2019年12月18日17時54分(日本時間)、アリアンスペースはフランス領ギアナのギアナ宇宙センターにおいて、欧州宇宙機関(ESA)の宇宙望遠鏡「CHEOPS(ケオプス)」をはじめ、地球観測衛星「COSMO-SkyMed Second Generation(CSG)」と3機の小型衛星(「OPS-SAT」「EyeSat」「ANGELS」、いずれもCubeSat規格)の合計5機を搭載した「ソユーズST」ロケットの打ち上げを実施し、これに成功しました。


■既知の系外惑星を詳細に観測することに特化したCHEOPS

観測を行うCHEOPSの想像図(Credit: ESA / ATG medialab)


過去に打ち上げられた宇宙望遠鏡「ケプラー」や系外惑星探査衛星「TESS」は、未知の系外惑星の発見を主な目的としていました。これに対しCHEOPSは、すでに知られている系外惑星が主星(恒星)の手前を横切るトランジット現象を改めて観測することで、系外惑星のサイズを精密に調べることを主な目的としています。観測対象によっては大気の様子を調べたり、衛星や輪を検出したりすることも可能とされています。


4000以上も見つかっている系外惑星のなかには、木星よりも大きなガス惑星と思われるものもあれば、地球と海王星の中間にあたるサイズの「スーパー・アース」や「ミニ・ネプチューン」に分類されるものもあります。こうした系外惑星の性質をより正確に知るためには、なるべく正確な直径と質量の値から密度を割り出すことが必要です。CHEOPSによってもたらされる精密な直径の観測データにより、特に海王星サイズ以下の小さな系外惑星の性質が明らかになることで、系外惑星探査が新たなステップに進むことが期待されています。
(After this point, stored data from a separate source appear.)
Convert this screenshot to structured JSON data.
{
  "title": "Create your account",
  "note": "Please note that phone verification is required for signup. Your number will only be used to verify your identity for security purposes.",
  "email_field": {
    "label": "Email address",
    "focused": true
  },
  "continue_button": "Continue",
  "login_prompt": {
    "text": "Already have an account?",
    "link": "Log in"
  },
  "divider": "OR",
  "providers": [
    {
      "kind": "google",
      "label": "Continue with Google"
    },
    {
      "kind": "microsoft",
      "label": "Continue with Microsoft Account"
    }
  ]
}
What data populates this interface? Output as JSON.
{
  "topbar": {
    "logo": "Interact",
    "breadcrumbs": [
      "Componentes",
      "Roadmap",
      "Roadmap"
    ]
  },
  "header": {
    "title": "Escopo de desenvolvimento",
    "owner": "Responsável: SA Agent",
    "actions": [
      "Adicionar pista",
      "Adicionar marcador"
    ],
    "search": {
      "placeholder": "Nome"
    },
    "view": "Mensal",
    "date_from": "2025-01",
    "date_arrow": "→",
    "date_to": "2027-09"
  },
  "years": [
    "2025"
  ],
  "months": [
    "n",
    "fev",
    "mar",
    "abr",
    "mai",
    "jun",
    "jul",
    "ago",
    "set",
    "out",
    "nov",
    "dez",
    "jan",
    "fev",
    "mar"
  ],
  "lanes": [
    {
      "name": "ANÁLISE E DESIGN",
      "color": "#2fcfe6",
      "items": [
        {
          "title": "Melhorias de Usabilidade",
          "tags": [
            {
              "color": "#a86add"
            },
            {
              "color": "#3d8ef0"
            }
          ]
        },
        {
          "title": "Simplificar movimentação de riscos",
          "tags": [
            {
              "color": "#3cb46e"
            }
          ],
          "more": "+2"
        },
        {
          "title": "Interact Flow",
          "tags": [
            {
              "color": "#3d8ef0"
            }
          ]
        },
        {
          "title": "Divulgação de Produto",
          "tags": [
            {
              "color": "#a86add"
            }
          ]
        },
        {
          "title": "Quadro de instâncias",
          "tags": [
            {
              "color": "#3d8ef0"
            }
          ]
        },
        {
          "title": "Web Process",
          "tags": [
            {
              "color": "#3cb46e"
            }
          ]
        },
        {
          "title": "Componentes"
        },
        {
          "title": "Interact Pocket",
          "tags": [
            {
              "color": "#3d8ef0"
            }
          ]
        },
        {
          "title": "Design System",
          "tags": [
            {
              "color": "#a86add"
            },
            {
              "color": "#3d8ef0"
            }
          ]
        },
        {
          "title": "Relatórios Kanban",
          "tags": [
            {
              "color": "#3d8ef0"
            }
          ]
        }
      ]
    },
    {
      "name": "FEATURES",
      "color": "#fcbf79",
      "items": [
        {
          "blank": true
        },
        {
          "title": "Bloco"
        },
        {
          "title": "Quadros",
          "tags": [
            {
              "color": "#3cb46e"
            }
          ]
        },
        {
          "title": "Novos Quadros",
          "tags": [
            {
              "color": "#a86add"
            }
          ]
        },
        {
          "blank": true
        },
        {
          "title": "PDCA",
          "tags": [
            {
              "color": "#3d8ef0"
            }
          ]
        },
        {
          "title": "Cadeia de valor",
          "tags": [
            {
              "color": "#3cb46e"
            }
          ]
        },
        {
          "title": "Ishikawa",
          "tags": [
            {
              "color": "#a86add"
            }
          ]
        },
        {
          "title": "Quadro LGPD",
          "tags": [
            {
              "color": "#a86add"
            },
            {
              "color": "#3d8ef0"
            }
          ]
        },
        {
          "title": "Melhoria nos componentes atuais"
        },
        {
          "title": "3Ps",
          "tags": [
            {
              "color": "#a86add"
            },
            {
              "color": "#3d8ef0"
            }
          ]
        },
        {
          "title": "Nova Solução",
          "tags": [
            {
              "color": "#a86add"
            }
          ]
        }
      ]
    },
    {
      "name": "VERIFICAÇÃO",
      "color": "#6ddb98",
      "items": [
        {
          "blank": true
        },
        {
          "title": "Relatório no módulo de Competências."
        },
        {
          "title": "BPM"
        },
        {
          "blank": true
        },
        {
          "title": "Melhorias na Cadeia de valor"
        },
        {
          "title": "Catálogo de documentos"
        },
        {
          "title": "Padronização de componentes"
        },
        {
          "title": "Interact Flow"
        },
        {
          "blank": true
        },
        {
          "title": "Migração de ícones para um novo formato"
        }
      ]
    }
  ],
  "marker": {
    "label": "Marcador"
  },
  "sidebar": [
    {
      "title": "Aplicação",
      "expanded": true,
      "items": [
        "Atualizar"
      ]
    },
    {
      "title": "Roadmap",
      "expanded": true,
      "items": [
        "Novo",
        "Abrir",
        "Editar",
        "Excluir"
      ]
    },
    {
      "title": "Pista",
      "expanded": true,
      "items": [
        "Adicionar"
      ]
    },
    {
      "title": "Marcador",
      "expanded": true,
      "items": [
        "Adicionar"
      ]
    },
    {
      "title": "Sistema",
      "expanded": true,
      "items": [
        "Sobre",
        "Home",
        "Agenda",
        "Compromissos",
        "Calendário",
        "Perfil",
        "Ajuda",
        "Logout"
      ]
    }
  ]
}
また、2021年に打ち上げが予定されている「ジェイムズ・ウェッブ」宇宙望遠鏡や、ヨーロッパ南天天文台(ESO)が建設を進めている「欧州超大型望遠鏡(E-ELT)」の観測候補を、CHEOPSの観測によって絞り込むことも予定されています。


■イタリアの地球観測衛星と3機の小型衛星も相乗り

地球観測衛星CSG 1のイメージ図(Credit: Arianespace)


今回打ち上げられたソユーズSTには、CHEOPSの他にも大小4基の衛星が搭載されていました。このうち「COSMO-SkyMed Second Generation(CSG)」は合成開口レーダー(SAR)を搭載したイタリアの地球観測衛星(軍民両用)で、2007年から2010年にかけて4機が打ち上げられた「COSMO-SkyMed」の次世代機にあたります。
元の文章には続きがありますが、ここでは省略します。